A-Rod came back that year to hit .244 with seven homeruns and 19 RBIs in those 44 games that season, as the Yankees would eventually miss the playoffs for the first time since 2008, effectively beginning the months of battle between Rodriguez, Major League Baseball, and the MLB Players' Union.
Who knows what kind of shape A-Rod will arrive at camp in. Who knows if he's still even capable of playing at the major league level after a full year of watching from home. No story will be bigger than this, at least from the Yankees' perspective, and the baseball world is going to be watching very closely at the events happening in Tampa over the next month and a half.
2. Who's going to win the closer job?
The Yankees made a pretty bold decision this winter in letting David Robertson walk after just one year as their closer with Mariano Rivera now in retirement. Instead, the Yankees are going with Dellin Betances, who took the league by storm last season by striking out just about everybody he faced, and Andrew Miller, who the Yanks signed to a four-year, $36 million contract before Robertson eventually signed with the White Sox.
I still to this day, until the two candidates can prove they're more valuable, that the Yankees should have kept Robertson around on a two-three year deal, giving Betances another couple of years at the big league level before throwing him into the closer role with very little experience.
I'm not doubting his abilities as a pitcher -- the man struck out 135 batters in 90 innings while posting a 1.40 ERA for crying out loud -- but I need more.
At the very least, Miller keeps the Yankees having two power arms that the backend of the 'pen, and will probably end being the 8th inning guy come Opening Day.
3. How will Didi Gregorius adjust as Derek Jeter's replacement?
It was almost a year ago that Jeter announced 2014 would be his final season.
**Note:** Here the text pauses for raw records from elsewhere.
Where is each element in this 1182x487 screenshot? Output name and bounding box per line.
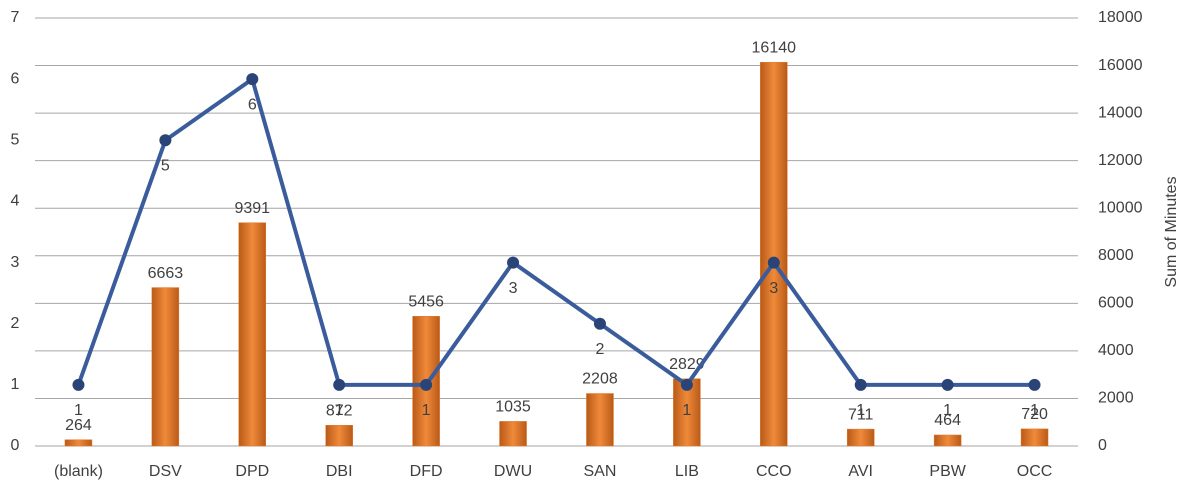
y-tick-label: 4	[11, 193, 20, 210]
bar	[151, 287, 180, 447]
y2-tick-label: 12000	[1098, 152, 1143, 169]
line-label: 1	[335, 402, 344, 419]
line-marker	[1028, 378, 1041, 391]
x-tick-label: OCC	[1017, 463, 1053, 480]
bar	[846, 428, 875, 447]
line-marker	[767, 256, 780, 269]
y2-tick-label: 2000	[1098, 390, 1134, 407]
bar	[64, 439, 93, 447]
bar-label: 16140	[752, 39, 797, 56]
x-tick-label: SAN	[584, 463, 617, 480]
y2-tick-label: 16000	[1098, 57, 1143, 74]
bar-label: 1035	[495, 399, 531, 416]
line-marker	[72, 378, 85, 391]
bar-label: 264	[65, 417, 92, 434]
x-tick-label: PBW	[929, 463, 966, 480]
y2-tick-label: 0	[1098, 437, 1107, 454]
y2-tick-label: 4000	[1098, 342, 1134, 359]
y-tick-label: 2	[11, 315, 20, 332]
y2-tick-label: 14000	[1098, 104, 1143, 121]
line-marker	[507, 256, 520, 269]
line-marker	[593, 317, 606, 330]
x-tick-label: (blank)	[54, 463, 103, 480]
bar-label: 6663	[148, 265, 184, 282]
y-tick-label: 3	[11, 254, 20, 271]
line-label: 5	[161, 158, 170, 175]
line-label: 6	[248, 96, 257, 113]
x-tick-label: AVI	[848, 463, 873, 480]
y-tick-label: 0	[11, 437, 20, 454]
bar	[238, 222, 267, 447]
bar-label: 464	[934, 412, 961, 429]
x-tick-label: LIB	[675, 463, 699, 480]
y-tick-label: 5	[11, 132, 20, 149]
line-marker	[333, 378, 346, 391]
line	[76, 77, 1035, 387]
line-marker	[159, 134, 172, 147]
line-marker	[941, 378, 954, 391]
bar-label: 5456	[408, 293, 444, 310]
bar	[673, 378, 701, 447]
bar	[933, 434, 962, 447]
x-tick-label: DSV	[149, 463, 182, 480]
y-tick-label: 7	[11, 9, 20, 26]
y2-tick-label: 10000	[1098, 199, 1143, 216]
bar-label: 872	[326, 402, 353, 419]
x-tick-label: CCO	[756, 463, 792, 480]
line-label: 1	[74, 402, 83, 419]
line-label: 3	[509, 280, 518, 297]
bar	[1020, 428, 1049, 447]
bar-label: 9391	[234, 200, 270, 217]
x-tick-label: DFD	[410, 463, 443, 480]
line-label: 1	[682, 402, 691, 419]
line-label: 1	[422, 402, 431, 419]
line-marker	[680, 378, 693, 391]
line-label: 1	[943, 402, 952, 419]
x-tick-label: DPD	[235, 463, 269, 480]
bar	[325, 425, 353, 447]
line-marker	[420, 378, 433, 391]
y-tick-label: 1	[11, 376, 20, 393]
line-marker	[854, 378, 867, 391]
bar	[499, 421, 527, 447]
bar-label: 720	[1021, 406, 1048, 423]
bar-label: 2208	[582, 371, 618, 388]
x-tick-label: DWU	[494, 463, 532, 480]
bar	[586, 393, 614, 447]
y2-axis-title: Sum of Minutes	[1163, 176, 1180, 287]
bar-label: 711	[848, 406, 874, 423]
line-label: 1	[1030, 402, 1039, 419]
line-label: 2	[596, 341, 605, 358]
bar-label: 2829	[669, 356, 705, 373]
y-tick-label: 6	[11, 70, 20, 87]
bar	[760, 61, 788, 447]
y2-tick-label: 6000	[1098, 295, 1134, 312]
y2-tick-label: 8000	[1098, 247, 1134, 264]
line-marker	[246, 73, 259, 86]
line-label: 3	[769, 280, 778, 297]
y2-tick-label: 18000	[1098, 9, 1143, 26]
line-label: 1	[856, 402, 865, 419]
x-tick-label: DBI	[326, 463, 353, 480]
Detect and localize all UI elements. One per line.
He's gone now, and Didi Gregorius is the man tasked with replacing a legend. Expectations for the soon-to-be 25-year-old shortstop will be high this season, and for the wrong reason. Nobody can replace Derek Jeter. The only way to recover from his loss is to send somebody else out there and move on.
A career .242 hitter in 190 big league games with the Reds and D-Backs, the Yankees will be counting on Gregorius to be much more valuable in the field than at the plate. Looking back on Jeter's range and ability to play shortstop everyday in his final years, Gregorius will be an immediate upgrade for the Bombers are one of the most important positions on the field.
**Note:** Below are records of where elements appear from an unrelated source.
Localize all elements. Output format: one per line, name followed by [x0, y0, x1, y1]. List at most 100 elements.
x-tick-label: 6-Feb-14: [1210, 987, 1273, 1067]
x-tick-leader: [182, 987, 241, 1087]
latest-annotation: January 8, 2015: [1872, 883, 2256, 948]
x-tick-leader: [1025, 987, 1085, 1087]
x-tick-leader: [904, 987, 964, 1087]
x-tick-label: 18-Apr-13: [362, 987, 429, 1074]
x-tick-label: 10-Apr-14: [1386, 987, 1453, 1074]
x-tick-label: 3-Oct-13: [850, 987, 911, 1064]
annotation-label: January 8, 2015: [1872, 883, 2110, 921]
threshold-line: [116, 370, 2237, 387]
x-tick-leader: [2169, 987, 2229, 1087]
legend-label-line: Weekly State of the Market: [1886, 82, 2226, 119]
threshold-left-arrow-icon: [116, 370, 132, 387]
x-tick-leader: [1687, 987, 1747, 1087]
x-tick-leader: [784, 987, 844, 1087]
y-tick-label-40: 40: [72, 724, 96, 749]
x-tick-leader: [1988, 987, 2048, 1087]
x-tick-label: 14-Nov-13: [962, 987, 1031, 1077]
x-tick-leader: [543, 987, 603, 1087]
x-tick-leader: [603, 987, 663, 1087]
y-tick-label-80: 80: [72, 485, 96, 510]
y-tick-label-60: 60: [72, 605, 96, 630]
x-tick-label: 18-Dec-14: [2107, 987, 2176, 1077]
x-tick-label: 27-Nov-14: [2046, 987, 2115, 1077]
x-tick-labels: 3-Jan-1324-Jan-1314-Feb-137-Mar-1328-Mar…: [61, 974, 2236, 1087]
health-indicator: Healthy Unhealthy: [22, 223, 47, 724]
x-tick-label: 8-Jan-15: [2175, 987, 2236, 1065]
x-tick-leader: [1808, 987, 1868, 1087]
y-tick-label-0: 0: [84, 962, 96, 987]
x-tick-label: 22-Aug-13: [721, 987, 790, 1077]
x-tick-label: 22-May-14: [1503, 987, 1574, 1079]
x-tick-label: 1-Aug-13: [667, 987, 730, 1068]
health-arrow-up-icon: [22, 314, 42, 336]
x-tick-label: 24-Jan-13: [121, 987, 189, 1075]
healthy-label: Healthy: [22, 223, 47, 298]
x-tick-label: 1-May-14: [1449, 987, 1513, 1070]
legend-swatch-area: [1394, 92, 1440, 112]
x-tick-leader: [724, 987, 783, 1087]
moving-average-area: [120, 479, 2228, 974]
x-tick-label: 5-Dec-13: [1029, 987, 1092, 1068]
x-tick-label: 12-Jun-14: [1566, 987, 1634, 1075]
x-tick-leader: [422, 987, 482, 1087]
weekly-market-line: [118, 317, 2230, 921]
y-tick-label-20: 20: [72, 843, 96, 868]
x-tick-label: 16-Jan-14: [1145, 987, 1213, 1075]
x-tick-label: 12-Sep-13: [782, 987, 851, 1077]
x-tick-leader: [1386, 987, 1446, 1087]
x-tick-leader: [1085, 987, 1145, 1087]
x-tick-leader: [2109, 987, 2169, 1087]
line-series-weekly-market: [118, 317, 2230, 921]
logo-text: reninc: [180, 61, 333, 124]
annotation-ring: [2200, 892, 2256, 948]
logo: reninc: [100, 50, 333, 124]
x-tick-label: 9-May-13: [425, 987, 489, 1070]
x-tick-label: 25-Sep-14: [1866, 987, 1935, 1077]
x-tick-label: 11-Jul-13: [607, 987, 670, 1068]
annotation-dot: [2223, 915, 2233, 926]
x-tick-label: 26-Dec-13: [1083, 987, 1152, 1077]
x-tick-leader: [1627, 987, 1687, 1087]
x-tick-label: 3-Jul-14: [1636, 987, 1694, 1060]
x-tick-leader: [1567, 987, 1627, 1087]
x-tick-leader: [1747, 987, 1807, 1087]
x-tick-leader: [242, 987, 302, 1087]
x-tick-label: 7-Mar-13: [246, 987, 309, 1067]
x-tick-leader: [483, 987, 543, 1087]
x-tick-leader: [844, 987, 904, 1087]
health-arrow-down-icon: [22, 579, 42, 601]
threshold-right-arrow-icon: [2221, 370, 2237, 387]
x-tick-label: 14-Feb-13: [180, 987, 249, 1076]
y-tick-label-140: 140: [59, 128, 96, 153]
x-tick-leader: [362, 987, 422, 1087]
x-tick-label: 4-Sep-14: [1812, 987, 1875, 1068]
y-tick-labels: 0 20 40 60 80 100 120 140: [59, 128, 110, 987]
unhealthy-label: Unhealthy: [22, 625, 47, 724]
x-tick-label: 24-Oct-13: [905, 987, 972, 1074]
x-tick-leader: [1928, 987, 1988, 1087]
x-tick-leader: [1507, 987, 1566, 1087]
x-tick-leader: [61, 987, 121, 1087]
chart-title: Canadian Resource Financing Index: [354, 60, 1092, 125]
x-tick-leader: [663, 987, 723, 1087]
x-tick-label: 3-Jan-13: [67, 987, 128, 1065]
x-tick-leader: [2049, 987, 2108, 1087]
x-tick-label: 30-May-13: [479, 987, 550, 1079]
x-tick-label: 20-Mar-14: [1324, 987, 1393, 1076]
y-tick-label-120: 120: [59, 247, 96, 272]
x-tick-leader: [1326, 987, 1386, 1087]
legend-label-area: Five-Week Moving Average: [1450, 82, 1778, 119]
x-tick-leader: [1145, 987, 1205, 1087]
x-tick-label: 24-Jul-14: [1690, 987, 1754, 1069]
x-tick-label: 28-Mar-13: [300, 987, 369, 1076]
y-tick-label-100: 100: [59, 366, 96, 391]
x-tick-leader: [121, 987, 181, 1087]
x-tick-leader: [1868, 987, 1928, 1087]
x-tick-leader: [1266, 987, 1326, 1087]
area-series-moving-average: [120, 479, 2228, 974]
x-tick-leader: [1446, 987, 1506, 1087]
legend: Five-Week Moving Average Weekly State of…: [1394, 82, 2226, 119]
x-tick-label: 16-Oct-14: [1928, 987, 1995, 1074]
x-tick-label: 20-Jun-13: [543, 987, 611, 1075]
4. This rotation is very scary
I wrote about it the other day, the Yankees are going into spring training that raises much more questions than answers right now. CC Sabathia coming off of knee surgery and has been in steady decline the past few seasons. We don't know how much you can trust him. Masahiro Tanaka dealt with some elbow issues that could come back to haunt him -- knock on wood that doesn't happen. And you never know how many innings Michael Pineda has left before his next injury.
Brandon McCarthy's gone. Hiroki Kuroda's gone. David Phelps's gone. And Ivan Nova won't be back until at least June because of Tommy John surgery.
The Yankees didn't splash the cash for one of the big free-agent starting pitchers this winter -- though Nathan Eovaldi was a nice pickup -- and will go into the season with a rotation that will really have to overachieve to succeed.
5. Can Jacob Lindgren impress enough to win a bullpen job?
The Yankees' top overall pick from last summer's draft was invited to camp on Thursday, and will get a chance to prove himself in major league camp after dominating hitters across Low and High-A ball, and Double-A ball last season.
Andrew Miller already gives the Yankees one dangerous lefty in their bullpen, and it wouldn't hurt to have a second.
The "Strikeout Factory" hasn't been a pro very long, and could already be a Rookie of the Year caliber pitcher this season.